Author : W Hunter
“Where is everybody?” Enrico Fermi, 1950
The enormous space craft slid out of the hyper-dimensional matrix in the orbit of one of the gas-giant planets. It gravitated towards the inner planets smoothly, gathering data by the millisecond. Within a short time the thousands of remote detectors had transmitted a gargantuan amount of data to a massive computer network. The data was immediately analysed and collated into a report which was then arranged and organised into an executive report by an Assessment Officer.
Commander Xent was deeply engrossed in Interthought when Assessment Officer Hettel entered the chart room.
“Excuse my interruption, sir, but I need your opinion on my analysis of this planet.
It took a fraction of a minute for the Commander to adjust his attention. “I’m sorry Hettel, I was engrossed in an intriguing exploration of 11 dimensional topographies with two time dimensions with the Chent brothers.
“Sorry to intrude” said Hettel.
“Not at all, my Command duties take priority. How can I help?”
“Well,” said Hettel, “I have completed my analysis of the third planet in this system and I need your opinion on my conclusion. I will upload my report onto your Thoughtscreen now. May I talk you through it?”
“Go ahead” said the Commander.
Hettel resolved to be brief and to the point. ”As you see, we have a 96 % conformity with our own preferred physical environment: Atmosphere: 80 % Nitrogen, 20% oxygen, traces of carbon dioxide and Helium. Surface: Large areas of saline water and a variety of land masses, some extensive fresh water areas and tributaries. Suitable temperature zones. Biologically: Mammalian species, dominated by intelligent bipeds, somewhat aggressive but not dangerously so. Warm blooded avian species and numerous cold blooded reptiles etc. No surprises here”.
The Commander nodded.
“Cell nuclei contain coding molecules similar to ours, same bases, phosphate bridges and sugars only slightly different. Amino acids same or near identical with ours, two less in number. General conformity 97%.

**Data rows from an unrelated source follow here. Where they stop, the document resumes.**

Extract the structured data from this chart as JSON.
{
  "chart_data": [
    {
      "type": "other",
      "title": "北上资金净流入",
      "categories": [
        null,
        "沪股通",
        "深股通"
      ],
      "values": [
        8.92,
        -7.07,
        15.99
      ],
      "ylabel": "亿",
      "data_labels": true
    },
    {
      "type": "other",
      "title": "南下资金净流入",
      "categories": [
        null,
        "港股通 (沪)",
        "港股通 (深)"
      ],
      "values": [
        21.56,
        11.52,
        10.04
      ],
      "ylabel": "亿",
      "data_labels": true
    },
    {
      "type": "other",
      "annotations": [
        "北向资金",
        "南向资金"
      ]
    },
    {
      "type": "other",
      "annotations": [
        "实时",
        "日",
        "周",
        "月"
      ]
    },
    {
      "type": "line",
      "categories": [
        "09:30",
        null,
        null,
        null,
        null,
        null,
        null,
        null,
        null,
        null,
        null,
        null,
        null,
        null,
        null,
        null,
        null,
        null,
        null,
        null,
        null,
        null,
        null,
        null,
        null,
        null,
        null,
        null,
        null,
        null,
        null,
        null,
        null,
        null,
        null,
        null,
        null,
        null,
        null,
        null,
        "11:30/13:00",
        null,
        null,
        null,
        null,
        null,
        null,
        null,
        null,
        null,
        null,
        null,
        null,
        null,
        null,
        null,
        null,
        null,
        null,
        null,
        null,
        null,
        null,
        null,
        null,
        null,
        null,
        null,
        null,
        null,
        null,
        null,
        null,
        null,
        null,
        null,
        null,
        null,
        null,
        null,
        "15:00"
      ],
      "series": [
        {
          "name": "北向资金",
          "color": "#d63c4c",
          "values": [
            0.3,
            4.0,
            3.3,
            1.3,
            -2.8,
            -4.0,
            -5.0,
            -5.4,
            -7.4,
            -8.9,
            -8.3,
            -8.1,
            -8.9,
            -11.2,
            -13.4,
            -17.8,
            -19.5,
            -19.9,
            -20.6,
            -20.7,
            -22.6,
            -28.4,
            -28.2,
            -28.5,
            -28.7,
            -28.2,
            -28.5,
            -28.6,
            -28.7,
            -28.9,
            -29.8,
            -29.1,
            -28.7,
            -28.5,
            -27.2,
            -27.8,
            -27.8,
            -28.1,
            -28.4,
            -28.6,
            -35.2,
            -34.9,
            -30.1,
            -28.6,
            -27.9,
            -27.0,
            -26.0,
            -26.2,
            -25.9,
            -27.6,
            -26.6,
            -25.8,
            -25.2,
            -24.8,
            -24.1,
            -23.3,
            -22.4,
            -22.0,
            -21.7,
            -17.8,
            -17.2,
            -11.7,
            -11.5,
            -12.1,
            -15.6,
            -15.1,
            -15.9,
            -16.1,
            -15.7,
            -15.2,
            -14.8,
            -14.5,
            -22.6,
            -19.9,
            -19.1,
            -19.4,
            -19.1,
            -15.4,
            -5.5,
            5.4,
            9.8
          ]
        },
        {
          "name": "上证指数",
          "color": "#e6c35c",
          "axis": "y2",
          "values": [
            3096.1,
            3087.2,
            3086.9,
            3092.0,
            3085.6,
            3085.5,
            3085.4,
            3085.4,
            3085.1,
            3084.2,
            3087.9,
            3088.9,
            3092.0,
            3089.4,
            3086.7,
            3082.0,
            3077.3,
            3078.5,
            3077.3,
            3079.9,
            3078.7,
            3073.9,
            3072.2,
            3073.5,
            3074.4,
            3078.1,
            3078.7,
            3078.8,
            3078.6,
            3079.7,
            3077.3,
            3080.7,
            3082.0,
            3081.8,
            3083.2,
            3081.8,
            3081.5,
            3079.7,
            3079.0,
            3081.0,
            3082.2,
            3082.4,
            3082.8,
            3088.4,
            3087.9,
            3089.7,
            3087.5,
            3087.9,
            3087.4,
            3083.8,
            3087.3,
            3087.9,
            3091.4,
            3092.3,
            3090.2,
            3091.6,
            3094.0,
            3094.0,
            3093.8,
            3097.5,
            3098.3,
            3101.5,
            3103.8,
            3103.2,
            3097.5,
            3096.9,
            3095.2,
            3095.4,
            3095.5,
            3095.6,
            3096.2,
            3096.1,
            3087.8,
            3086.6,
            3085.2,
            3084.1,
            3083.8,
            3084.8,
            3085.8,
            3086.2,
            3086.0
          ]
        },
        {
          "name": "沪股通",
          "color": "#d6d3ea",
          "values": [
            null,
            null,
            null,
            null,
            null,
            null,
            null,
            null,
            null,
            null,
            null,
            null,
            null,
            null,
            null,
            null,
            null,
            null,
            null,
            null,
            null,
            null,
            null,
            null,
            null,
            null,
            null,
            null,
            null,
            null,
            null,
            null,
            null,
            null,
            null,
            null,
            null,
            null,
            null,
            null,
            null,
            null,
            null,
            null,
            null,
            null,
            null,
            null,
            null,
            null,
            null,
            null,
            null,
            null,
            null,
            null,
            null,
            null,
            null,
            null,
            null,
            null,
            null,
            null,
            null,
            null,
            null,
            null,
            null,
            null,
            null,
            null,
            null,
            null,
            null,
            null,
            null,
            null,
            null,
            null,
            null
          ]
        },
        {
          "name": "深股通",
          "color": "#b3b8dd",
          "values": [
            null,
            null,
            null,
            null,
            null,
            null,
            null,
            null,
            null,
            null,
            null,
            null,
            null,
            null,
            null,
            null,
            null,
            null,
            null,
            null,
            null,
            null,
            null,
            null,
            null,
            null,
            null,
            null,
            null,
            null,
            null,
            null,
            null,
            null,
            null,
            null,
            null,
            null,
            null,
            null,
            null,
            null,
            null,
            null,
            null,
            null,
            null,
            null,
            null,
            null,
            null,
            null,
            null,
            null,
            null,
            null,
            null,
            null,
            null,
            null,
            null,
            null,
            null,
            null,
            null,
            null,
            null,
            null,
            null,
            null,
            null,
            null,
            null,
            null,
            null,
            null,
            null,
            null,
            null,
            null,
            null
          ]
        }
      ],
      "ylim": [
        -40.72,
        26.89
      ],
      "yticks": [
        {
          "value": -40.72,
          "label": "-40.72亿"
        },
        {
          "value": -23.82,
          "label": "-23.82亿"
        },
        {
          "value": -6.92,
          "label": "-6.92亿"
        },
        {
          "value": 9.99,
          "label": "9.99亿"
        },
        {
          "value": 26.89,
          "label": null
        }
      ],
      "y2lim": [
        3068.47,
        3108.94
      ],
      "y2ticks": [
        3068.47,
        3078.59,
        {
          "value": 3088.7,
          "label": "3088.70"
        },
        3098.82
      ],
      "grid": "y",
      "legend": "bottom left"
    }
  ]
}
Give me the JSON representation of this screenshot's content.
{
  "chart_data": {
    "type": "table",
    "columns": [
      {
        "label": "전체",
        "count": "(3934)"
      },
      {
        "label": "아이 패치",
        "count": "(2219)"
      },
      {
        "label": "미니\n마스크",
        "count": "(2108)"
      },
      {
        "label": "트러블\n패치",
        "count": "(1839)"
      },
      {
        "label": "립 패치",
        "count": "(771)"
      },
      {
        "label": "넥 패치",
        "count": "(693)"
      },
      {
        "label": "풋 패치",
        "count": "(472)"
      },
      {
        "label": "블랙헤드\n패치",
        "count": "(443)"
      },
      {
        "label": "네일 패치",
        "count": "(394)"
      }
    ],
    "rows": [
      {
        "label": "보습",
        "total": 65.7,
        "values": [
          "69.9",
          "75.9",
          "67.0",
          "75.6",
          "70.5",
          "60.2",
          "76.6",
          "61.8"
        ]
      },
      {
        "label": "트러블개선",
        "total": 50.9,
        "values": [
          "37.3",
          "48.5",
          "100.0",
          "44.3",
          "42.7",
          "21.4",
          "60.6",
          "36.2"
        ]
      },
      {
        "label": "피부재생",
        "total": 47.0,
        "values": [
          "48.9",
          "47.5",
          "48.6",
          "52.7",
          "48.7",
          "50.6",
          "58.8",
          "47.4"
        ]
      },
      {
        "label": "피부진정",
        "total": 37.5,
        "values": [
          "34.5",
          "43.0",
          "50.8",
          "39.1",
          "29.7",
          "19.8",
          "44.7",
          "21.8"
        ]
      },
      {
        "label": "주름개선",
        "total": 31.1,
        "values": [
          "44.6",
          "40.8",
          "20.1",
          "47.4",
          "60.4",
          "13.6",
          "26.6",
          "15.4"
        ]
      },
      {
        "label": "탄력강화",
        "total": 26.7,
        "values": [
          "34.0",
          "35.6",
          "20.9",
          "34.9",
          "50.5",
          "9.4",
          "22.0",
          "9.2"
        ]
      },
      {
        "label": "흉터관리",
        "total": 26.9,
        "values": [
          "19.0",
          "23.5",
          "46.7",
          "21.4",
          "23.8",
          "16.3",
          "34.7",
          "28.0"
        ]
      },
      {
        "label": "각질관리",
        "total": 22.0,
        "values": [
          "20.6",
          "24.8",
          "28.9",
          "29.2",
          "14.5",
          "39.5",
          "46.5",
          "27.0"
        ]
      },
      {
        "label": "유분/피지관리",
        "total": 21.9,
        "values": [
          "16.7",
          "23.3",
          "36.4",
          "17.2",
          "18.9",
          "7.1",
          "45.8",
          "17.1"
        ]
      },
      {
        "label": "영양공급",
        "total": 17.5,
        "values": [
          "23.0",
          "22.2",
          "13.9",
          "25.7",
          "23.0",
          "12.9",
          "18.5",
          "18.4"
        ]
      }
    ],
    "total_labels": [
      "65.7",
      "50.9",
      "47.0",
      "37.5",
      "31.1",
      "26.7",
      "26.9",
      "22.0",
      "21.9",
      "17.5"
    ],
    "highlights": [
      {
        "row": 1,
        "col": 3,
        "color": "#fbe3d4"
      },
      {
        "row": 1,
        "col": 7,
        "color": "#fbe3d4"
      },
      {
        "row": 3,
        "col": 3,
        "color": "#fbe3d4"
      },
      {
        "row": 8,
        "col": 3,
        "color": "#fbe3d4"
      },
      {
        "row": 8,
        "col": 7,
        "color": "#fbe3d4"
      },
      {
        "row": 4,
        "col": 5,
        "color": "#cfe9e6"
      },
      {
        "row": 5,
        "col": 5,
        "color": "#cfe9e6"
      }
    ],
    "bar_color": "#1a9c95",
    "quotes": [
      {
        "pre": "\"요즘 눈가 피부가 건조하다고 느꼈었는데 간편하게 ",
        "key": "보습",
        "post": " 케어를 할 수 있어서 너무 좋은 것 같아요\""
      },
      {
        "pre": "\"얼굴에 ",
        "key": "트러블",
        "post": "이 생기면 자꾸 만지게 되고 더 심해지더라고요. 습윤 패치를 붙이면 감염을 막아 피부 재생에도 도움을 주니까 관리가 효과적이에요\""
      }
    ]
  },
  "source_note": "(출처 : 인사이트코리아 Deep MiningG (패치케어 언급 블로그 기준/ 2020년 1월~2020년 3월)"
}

Micro organisms of the single cell variety, coding chemistry types 2 and 3. Large variety of molecular cell invaders. Overall similarity rating 89%.
That’s more or less it, sir, unless you require more information?”
The Commander turned his penetrating gaze on Hettel. “So what’s your recommendation?”
Hettel was confident. “I had high hopes for the suitability of this planet when we made our long distance assessment. Now that we have this detailed data I have no hesitation in rejecting contact totally.”
“I agree entirely” said the Commander. Far too close a match. Early contact with planets like this were disastrous- invasion of all our life systems by micro organisms, nothing on the planet digestible, 100% mortality.”
“I find it quite depressing. We seem to be stuck with finding planets with barely developed life forms, very different from ours and then completely sterilising them before colonisation. Co-existence with other species would be so stimulating if we could just find the right non-invasive systems.”
“I share your sentiments” said Hettel, morosely.
“OK, then” said the Commander heavily, “I’ll direct that we leave this system forthwith and continue our exploration on the planned route. For the record, Hettel, what does the intelligent species call their planet?”
“They call it Earth, sir” said Hettel.